Of course this is far from the title and focus of the paper, which is about the EM counterpart...


Either the title is incorrect or they're making the much greater claim that they've retrieved information that escaped a black hole.


Wondering what is so special about black holes?


[flagged]


Please don't post like this. It's extremely repetitive, and the question has been settled on HN for years. Paywalls suck, but if the site has a paywall workaround, then it's ok on HN. Users usually post workarounds in the thread.

This is in the FAQ at https://news.ycombinator.com/newsfaq.html and there's more explanation here:

https://hn.algolia.com/?dateRange=all&page=0&prefix=false&qu...

https://news.ycombinator.com/item?id=10178989


I take them as a challenge to my web skills. More often than not the article is accessible in either a cache somewhere or by tricking the website into delivering it regardless of paywall. These sites want to be indexed by search engines. They want to be seen by potentially new customers.


Hatevertising - when I see NYT or bloomberg or washpost eyc, I know enough to skip them. Hackernew should block them = easy enough, members gain nothing from them, just a waste of time and people recall the block and skip them forever. I get so aggravated when I fail to detect one and I am presneted with yet more begging for bakshi...

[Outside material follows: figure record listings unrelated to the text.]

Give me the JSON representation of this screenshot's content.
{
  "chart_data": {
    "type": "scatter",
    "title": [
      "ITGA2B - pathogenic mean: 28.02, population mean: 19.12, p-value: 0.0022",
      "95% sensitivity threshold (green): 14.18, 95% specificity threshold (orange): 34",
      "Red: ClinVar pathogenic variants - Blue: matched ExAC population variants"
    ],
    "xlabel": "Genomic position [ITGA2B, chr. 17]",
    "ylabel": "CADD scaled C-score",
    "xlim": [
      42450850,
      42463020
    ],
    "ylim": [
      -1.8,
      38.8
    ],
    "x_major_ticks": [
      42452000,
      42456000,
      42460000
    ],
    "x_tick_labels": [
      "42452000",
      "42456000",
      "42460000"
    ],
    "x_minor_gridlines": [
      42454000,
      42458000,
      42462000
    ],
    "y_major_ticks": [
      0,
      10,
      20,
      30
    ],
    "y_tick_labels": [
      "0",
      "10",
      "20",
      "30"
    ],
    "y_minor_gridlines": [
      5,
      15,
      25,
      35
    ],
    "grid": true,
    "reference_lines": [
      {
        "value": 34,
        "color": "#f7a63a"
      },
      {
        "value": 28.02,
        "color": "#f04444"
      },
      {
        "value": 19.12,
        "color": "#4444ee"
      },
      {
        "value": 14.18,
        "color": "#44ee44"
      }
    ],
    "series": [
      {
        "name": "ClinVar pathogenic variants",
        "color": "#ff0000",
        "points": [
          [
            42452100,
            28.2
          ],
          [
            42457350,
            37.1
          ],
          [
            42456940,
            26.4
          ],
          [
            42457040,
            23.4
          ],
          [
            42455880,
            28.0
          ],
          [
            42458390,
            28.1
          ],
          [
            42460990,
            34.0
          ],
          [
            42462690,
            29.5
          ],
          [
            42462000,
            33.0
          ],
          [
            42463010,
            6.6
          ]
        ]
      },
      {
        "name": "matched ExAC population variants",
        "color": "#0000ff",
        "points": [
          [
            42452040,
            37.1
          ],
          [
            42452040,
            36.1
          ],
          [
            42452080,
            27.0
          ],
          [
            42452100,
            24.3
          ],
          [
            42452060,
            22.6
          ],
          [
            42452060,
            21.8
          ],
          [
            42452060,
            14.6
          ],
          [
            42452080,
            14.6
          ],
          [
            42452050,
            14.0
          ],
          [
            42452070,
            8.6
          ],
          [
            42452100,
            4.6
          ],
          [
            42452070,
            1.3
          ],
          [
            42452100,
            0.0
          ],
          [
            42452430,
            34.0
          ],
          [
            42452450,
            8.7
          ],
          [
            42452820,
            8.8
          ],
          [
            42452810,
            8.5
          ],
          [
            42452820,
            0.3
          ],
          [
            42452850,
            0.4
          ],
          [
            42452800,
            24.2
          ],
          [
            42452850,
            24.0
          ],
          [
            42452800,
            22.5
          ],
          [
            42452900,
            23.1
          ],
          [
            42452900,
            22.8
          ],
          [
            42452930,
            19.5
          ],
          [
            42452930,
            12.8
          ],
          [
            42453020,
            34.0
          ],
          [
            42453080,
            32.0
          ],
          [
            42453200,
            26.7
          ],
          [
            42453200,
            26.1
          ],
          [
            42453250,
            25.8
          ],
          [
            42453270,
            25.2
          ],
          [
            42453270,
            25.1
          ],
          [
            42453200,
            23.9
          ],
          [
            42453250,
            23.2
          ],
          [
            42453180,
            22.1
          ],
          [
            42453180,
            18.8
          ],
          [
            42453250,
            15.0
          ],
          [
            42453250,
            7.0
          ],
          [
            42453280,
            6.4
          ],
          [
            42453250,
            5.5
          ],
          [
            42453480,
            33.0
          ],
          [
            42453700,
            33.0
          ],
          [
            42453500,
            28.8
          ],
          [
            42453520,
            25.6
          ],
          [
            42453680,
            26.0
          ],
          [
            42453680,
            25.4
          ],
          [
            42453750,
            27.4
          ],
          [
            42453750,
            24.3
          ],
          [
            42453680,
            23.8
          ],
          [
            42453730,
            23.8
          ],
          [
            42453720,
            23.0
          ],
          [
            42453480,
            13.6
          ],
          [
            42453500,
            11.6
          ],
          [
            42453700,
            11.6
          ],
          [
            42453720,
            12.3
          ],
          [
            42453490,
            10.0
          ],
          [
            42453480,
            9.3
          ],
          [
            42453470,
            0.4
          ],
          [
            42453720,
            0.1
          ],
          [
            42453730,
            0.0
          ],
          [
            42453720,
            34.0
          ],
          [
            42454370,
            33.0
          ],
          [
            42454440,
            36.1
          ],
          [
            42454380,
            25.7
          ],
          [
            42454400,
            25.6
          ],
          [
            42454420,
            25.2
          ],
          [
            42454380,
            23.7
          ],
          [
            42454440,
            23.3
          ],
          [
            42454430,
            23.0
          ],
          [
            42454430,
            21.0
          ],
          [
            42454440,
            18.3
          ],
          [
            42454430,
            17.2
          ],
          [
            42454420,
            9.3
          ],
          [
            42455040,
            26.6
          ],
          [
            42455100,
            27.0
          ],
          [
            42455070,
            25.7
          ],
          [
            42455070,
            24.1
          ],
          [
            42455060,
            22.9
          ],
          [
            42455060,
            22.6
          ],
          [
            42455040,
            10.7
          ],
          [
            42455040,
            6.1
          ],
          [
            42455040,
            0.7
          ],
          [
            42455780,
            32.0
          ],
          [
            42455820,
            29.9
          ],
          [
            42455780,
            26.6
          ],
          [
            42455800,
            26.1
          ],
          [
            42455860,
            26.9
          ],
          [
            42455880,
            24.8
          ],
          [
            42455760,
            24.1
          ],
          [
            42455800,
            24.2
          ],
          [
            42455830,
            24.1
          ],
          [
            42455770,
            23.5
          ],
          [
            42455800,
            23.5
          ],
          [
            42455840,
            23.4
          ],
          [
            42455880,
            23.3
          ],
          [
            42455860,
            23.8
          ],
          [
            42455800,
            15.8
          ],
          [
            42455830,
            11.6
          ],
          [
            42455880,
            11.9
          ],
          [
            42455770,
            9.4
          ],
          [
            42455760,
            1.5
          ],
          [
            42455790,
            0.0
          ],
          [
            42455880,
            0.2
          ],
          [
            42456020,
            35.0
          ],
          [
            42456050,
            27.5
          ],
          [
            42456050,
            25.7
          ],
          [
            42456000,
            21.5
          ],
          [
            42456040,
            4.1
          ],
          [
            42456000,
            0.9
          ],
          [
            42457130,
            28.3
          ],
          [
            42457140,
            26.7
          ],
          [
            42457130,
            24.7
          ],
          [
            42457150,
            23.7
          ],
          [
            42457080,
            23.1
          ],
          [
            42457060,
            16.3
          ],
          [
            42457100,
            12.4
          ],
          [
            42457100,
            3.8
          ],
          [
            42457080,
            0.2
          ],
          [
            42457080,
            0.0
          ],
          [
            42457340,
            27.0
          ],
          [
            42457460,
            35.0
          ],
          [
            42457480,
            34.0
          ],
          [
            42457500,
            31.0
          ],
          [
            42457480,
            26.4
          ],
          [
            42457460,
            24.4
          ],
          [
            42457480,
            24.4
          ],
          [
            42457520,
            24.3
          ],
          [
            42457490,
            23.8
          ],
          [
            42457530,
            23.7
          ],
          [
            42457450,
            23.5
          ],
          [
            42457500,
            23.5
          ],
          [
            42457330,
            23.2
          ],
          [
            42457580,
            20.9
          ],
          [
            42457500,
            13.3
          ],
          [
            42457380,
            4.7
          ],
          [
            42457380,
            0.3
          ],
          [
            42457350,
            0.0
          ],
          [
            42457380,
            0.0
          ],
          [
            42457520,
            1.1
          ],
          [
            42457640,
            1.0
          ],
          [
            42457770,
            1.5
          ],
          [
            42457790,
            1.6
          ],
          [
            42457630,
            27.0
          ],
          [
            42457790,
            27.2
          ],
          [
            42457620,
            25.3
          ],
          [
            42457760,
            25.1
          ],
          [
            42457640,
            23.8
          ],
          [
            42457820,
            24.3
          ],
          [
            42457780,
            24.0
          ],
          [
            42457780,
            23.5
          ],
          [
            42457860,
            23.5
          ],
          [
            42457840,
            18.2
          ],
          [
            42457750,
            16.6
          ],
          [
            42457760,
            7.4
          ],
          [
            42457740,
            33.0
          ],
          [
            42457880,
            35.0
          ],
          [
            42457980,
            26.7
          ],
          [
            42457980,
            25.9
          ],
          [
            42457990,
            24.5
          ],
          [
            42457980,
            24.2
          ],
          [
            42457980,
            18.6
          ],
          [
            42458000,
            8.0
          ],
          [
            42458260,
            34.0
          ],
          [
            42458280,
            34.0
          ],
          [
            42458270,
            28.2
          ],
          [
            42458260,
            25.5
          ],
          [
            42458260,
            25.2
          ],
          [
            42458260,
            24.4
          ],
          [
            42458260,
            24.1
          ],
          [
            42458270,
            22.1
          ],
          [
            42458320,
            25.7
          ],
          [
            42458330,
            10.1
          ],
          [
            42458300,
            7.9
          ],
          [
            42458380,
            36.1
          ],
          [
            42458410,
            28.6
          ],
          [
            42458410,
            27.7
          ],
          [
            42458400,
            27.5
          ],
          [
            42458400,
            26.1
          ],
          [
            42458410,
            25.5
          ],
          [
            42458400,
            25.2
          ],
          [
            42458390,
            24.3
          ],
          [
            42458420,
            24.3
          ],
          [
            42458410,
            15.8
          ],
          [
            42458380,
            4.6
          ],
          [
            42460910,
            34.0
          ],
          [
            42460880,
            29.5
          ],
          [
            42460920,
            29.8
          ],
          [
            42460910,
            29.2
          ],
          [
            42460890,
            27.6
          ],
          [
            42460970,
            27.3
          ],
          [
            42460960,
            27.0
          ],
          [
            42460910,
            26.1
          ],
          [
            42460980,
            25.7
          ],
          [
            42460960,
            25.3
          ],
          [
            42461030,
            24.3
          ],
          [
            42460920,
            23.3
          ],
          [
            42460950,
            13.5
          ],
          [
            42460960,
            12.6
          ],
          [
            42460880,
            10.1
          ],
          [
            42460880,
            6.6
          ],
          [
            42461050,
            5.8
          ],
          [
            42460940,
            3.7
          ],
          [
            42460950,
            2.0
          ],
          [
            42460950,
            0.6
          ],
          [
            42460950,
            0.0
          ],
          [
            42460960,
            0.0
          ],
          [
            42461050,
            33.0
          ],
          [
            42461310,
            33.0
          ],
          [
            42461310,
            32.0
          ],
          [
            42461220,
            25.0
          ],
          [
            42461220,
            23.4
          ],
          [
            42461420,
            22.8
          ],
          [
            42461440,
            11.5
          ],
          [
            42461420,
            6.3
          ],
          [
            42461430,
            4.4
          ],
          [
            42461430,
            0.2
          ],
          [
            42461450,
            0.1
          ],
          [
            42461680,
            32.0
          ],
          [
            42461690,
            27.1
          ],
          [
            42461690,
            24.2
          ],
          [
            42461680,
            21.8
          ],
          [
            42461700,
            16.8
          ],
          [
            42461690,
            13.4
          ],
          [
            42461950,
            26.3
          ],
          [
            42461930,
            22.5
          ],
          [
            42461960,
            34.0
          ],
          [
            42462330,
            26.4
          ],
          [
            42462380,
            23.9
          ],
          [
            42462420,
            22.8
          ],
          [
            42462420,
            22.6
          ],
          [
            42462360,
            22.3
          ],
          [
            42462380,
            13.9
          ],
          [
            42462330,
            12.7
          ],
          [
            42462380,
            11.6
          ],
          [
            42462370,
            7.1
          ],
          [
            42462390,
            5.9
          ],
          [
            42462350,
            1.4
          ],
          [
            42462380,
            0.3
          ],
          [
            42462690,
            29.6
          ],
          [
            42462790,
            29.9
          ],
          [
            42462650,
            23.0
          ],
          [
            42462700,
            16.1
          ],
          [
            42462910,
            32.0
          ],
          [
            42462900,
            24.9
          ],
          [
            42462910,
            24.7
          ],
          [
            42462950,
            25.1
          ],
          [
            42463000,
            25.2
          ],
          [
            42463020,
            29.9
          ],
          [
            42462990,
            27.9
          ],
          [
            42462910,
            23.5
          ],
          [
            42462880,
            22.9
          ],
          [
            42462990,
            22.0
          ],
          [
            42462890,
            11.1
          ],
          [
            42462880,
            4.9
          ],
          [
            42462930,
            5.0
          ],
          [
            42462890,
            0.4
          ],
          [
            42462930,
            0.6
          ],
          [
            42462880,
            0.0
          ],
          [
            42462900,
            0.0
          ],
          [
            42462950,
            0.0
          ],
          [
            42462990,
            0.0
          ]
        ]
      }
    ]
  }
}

The NYT seems to be free currently (due to covid coverage maybe?) and all those sites have really good articles regularly.


Everything covid-related is free for the duration. Other stuff is still behind the regular subscription.


NYTimes is worth getting a subscription for. It's $2 a week. Half that if you're a student.


nytimes paywall is an iq test, just disable js. You can do this in your browser settings or on ublock.